# Looking for Subs in Central CT



## performanceplus (Dec 7, 2009)

I have a couple properties in Central CT that I will be looking for subs for. Mostly commercial, but some driveway to. Message me if your interested. Thanks.


----------



## Z Cut's Lawncare (Oct 14, 2010)

where abouts are you located.


----------



## performanceplus (Dec 7, 2009)

Middletown area


----------



## Broncslefty7 (Jul 14, 2014)

i have 1 fl70 with 11 foot plow, and 1 bobcat 863 with an 8 foot plow. looking to sub them both out.


----------



## performanceplus (Dec 7, 2009)

Broncslefty7;2031800 said:


> i have 1 fl70 with 11 foot plow, and 1 bobcat 863 with an 8 foot plow. looking to sub them both out.

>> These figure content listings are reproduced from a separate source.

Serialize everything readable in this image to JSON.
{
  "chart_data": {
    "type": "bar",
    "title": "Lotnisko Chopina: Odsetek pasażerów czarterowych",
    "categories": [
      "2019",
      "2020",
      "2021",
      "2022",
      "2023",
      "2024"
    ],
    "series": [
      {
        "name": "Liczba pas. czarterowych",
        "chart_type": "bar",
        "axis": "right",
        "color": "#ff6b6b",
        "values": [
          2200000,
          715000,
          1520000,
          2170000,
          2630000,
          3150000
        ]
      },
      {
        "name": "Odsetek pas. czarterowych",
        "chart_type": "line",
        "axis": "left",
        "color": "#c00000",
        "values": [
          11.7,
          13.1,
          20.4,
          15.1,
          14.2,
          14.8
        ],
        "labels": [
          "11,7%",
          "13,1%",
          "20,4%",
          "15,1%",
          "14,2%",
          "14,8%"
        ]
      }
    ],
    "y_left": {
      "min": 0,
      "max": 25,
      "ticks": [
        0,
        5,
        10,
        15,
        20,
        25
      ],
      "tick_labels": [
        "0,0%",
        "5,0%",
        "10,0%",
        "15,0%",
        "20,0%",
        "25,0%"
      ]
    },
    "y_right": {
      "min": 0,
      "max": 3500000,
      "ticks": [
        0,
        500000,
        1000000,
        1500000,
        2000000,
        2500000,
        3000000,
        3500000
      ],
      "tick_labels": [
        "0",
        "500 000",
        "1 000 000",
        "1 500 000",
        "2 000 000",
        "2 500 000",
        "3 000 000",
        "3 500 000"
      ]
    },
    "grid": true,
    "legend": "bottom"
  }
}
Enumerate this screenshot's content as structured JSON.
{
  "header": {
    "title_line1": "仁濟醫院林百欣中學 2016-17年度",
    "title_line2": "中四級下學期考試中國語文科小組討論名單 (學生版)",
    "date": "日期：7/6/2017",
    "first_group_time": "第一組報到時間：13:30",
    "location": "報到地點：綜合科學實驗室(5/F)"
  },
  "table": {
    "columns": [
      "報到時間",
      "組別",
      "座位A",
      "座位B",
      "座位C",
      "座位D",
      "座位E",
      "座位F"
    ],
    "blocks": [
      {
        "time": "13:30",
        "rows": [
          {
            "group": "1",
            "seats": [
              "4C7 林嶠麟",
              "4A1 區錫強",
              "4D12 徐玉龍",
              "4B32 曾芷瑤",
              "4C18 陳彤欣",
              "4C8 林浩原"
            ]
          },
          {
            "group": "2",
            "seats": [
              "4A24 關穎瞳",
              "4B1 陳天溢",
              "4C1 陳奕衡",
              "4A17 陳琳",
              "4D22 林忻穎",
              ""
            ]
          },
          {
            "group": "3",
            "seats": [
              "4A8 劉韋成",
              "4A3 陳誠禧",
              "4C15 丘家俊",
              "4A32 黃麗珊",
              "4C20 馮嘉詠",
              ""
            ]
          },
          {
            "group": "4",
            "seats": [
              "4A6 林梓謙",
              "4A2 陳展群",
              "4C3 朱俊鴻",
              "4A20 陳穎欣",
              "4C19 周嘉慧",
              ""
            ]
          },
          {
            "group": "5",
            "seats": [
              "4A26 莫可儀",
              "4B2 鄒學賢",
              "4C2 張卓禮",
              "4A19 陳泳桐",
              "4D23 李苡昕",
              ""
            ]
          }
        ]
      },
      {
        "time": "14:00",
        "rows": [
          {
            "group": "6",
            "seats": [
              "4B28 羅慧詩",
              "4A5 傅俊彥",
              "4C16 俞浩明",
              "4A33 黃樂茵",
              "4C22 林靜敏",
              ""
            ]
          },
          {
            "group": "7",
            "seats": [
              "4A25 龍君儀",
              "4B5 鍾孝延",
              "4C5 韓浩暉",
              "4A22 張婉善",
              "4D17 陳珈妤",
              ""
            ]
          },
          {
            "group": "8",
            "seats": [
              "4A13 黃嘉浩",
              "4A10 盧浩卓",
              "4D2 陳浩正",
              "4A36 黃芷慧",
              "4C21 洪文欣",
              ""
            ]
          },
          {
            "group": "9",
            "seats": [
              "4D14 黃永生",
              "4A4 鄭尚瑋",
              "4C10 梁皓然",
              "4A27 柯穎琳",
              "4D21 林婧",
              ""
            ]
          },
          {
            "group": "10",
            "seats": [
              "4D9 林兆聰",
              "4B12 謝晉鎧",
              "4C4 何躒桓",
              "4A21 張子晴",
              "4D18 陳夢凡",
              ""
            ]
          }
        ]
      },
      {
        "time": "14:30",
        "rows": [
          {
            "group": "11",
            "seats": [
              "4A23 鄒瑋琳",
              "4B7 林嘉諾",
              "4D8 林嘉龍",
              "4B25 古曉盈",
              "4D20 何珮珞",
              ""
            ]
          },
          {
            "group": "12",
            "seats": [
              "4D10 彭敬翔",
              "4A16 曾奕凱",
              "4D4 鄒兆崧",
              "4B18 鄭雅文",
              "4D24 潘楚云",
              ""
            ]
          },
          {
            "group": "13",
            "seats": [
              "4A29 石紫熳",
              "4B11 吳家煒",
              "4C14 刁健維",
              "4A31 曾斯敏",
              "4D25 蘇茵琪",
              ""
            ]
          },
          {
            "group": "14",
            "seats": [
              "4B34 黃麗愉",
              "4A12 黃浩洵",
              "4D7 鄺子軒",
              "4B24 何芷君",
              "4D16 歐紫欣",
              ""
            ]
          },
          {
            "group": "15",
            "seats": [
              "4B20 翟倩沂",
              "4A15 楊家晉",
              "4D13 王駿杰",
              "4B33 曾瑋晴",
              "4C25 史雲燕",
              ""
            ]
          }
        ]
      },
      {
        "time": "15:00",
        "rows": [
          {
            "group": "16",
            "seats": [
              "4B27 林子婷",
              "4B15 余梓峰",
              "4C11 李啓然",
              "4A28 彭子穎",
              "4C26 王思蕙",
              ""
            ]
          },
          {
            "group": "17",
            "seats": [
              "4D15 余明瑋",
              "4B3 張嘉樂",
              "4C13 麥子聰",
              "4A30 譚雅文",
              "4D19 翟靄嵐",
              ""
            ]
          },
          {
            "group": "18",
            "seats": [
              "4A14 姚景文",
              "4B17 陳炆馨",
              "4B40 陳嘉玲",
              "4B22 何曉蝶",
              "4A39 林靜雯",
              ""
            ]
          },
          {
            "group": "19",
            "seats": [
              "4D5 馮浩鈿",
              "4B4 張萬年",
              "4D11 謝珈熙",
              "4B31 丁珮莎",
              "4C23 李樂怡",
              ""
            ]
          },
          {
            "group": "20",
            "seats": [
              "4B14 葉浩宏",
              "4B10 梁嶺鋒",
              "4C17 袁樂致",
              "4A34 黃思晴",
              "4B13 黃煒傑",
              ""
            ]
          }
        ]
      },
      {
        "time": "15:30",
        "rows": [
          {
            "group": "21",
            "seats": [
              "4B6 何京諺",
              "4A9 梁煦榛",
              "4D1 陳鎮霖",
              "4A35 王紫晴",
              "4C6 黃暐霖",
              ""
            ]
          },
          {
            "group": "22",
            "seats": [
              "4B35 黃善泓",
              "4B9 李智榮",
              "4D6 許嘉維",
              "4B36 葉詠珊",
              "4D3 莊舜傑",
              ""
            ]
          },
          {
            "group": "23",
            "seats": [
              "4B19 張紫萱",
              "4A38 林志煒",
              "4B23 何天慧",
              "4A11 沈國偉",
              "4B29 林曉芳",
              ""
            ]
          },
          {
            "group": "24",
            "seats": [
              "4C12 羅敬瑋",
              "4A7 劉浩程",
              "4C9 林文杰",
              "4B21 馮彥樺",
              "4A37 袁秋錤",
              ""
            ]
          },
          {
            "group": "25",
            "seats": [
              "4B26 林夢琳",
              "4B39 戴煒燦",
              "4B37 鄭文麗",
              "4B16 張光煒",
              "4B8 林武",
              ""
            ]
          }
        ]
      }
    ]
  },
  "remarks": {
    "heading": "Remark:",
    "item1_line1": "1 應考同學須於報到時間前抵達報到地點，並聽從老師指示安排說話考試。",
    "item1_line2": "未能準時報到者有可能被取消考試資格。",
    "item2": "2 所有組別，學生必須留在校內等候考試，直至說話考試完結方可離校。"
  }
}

What area you looking for?


----------



## Broncslefty7 (Jul 14, 2014)

i am in newington, so anywhere close to there. where do you have lots?


----------



## performanceplus (Dec 7, 2009)

some in Meriden, Glastonbury & East Hartford


----------



## Broncslefty7 (Jul 14, 2014)

any of those towns are fine. what equipment are you looking for?


----------



## performanceplus (Dec 7, 2009)

how much you looking to get for the bobcat? Does it come with an operator? I have a place in Rocky Hill I could keep it at if I get it.


----------



## Broncslefty7 (Jul 14, 2014)

yes it comes with an operator, the hourly is $85.00/hr.


----------



## performanceplus (Dec 7, 2009)

What about the truck? $$?


----------



## Broncslefty7 (Jul 14, 2014)

the truck is $95.00 per hour


----------